Я сижу в старом кресле, единственном предмете мебели, Бог знает как уцелевшем в этом пустом холодном доме, закутанный в пёстрое бабье тряпьё и взгляд мой без цели блуждает среди теней, чьей-то чужой неведомой мне жизни. Что я здесь делаю, как попал сюда, зачем? И, кто я?

«Тела живых существ исчезли в прахе, и вечная материя обратила их в камни, в воду, в облака, а души их всех слились в одну. Общая мировая душа – это я… я…» Что это? Кажется, из «Чайки». На коленях у меня лежит старая тетрадь в выцветшем коленкоровом переплёте, которую я извлёк из груды хлама в углу комнаты, вся исписанная нервным размашистым почерком. Вверху тетради стоят две заглавные буквы «К. Т.» - то ли иницалы, то ли… не может быть.

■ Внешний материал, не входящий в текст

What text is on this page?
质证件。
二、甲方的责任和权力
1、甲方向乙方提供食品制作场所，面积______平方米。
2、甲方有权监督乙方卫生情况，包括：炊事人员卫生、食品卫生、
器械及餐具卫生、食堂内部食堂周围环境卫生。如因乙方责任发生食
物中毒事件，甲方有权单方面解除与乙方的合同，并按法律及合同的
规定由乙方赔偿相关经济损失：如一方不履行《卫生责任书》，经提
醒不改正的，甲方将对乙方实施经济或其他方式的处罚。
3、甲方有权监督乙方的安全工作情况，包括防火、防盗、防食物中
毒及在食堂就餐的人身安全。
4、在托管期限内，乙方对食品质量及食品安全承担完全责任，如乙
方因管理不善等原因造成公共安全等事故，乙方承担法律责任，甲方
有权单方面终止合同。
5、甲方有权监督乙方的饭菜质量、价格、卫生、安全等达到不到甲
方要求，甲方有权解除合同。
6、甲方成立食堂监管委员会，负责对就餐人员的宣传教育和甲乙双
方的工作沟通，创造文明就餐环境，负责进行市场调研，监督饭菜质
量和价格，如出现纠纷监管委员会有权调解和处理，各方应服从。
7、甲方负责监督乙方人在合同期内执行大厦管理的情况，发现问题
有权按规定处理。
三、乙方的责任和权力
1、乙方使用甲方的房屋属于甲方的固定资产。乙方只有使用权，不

Он был тогда влюблён, а она мечтала стать актрисой, и он писал это для неё. Как её звали? Нина? Да, Нина… дочка здешнего богатого помещика, фамилию запамятовал. Когда она уехала, то взяла сценический псевдоним Заречная. Она тоже была влюблена тогда, но не в него, а в известного беллетриста, с которым жила его мать, и трепетом её сердца наполнялись слова о «мировой душе», смысла которых она не понимала, но верила в своё призвание и свою любовь, и была счастлива и прекрасна.

Как давно это было… а кажется, будто вчера.

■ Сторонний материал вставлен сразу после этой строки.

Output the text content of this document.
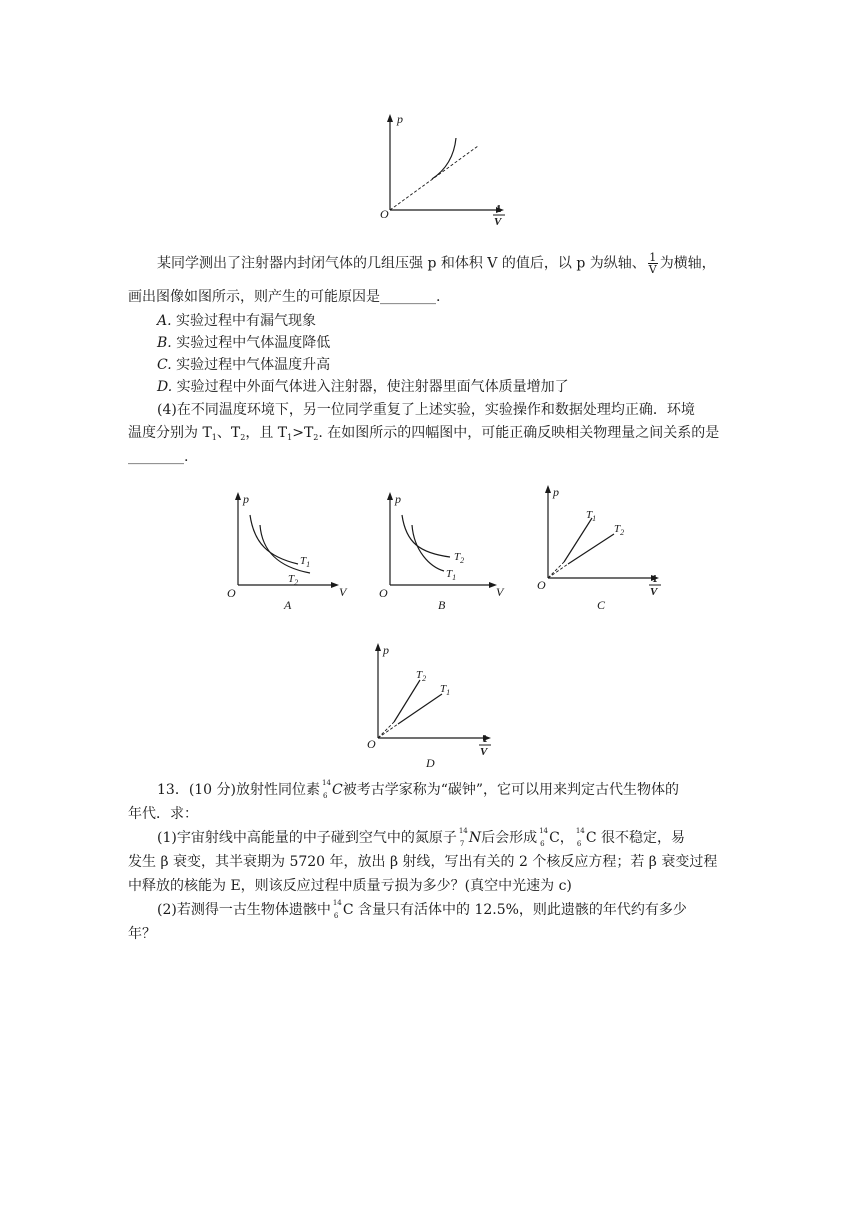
p
O	1
V
某同学测出了注射器内封闭气体的几组压强 p 和体积 V 的值后，以 p 为纵轴、 $\frac{1}{V}$ 为横轴，
画出图像如图所示，则产生的可能原因是________.
A. 实验过程中有漏气现象
B. 实验过程中气体温度降低
C. 实验过程中气体温度升高
D. 实验过程中外面气体进入注射器，使注射器里面气体质量增加了
(4)在不同温度环境下，另一位同学重复了上述实验，实验操作和数据处理均正确．环境
温度分别为 $T_1$、$T_2$，且 $T_1>T_2$. 在如图所示的四幅图中，可能正确反映相关物理量之间关系的是
________.
p
O	V
$T_1$
$T_2$
A
p
O	V
$T_2$
$T_1$
B
p
O	1
V
$T_1$
$T_2$
C
p
O	1
V
$T_2$
$T_1$
D
13．(10 分)放射性同位素 14
6 C被考古学家称为“碳钟”，它可以用来判定古代生物体的
年代．求：
(1)宇宙射线中高能量的中子碰到空气中的氮原子 14
7 N后会形成 14
6 C， 14
6 C 很不稳定，易
发生 β 衰变，其半衰期为 5720 年，放出 β 射线，写出有关的 2 个核反应方程；若 β 衰变过程
中释放的核能为 E，则该反应过程中质量亏损为多少？(真空中光速为 c)
(2)若测得一古生物体遗骸中 14
6 C 含量只有活体中的 12.5%，则此遗骸的年代约有多少
年？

И «колдовское озеро», и луна, глядящая сквозь ветви вяза, и запах серы, и голоса мужиков, ловящих на реке раков.

 

Я открываю глаза и вижу склонившиеся надо мной сморщенные старушечьи лица. «Он не жилец на этом свете», - доносятся до меня их скорбные голоса, - «отмучился сердешный». «Прими и упокой душу младенца, раба твоего, Господи». Лица старух куда-то уплывают, и я вижу маму, она разжимает мне чайной ложечкой зубы и вливает куриный бульон, запах которого я давно забыл, потом клюквенный кисель, Мама смотрит на меня и из глаз её катятся крупные слёзы и падают на моё лицо. Мне хочется сказать ей, чтобы она не плакала, но у меня в горле большой нарыв и я не могу говорить. Потом я вспоминаю и запах, и вкус бульона и «киселька», и всю нашу довоенную мирную жизнь, и стараюсь улыбнуться маме, но, видно, из моей улыбки выходит что-то уродливое и жалкое, потому что слёзы из маминых глаз катятся ещё обильнее. Потом, когда я очнулся и стал поправляться, я увидел, что на маме нет её любимого украшения – медальона с портретом моей бабушки, которым она очень дорожила. И я узнал, что мама выменяла его на куриную ножку и стакан клюквы и, что «это наша бабушка спасла меня от смерти».

 

Я, очевидно, задремал, и мне приснилось что-то из детства, Но почему у меня мокрое лицо? Ах, это, наверное, от дождя, ветер заносит водяную пыль в дом, и она висит в воздухе и делает всё мокрым и холодным. Надо отодвинуть кресло подальше от окна и выпить, чего-нибудь горячего. Больно глотать, кажется, я заболеваю.

Но я не делаю ни того, ни другого. Во- первых, не в чём, и не на чём, а во-вторых, тело налито свинцовой тяжестью и любое движение кажется невозможным.

«Как пленник, брошенный в пустой глубокий колодец, я не знаю, где я и что меня ждёт. От меня не скрыто лишь, что в упорной, жестокой борьбе с дьяволом, началом материальных сил, мне суждено победить, и после того материя и дух сольются в гармонии прекрасной и наступит царство мировой воли. Но это будет, лишь когда мало-помалу, через длинный, длинный ряд тысячелетий, и луна, и светлый Сириус, и земля обратятся в пыль… А до тех пор ужас, ужас…»

 

Мы едем в большом «скотьем вагоне», но народу набилось так много, что все сидят на полу, тесно прижавшись друг к другу. Август месяц, жара стоит невыносимая, в вагоне нечем дышать, и не только из-за зноя, но из-за страшной вони, потому что двери, или скорей огромные раздвижные ворота, не открываются, так как на станциях толпы людей и всем зачем-то необходимо ехать, и непременно нашим поездом, а у нас, не то что сесть, встать некуда, не наступив на чьё-нибудь тело, и люди «ходят под себя», оправдывая название вагона. Я сижу у мамы на руках и чувствую, как ей тяжело от того, что много часов подряд она не может переменить положение тела, но сесть больше некуда, и мы с мамой терпим, ободряя, и поддерживая друг друга.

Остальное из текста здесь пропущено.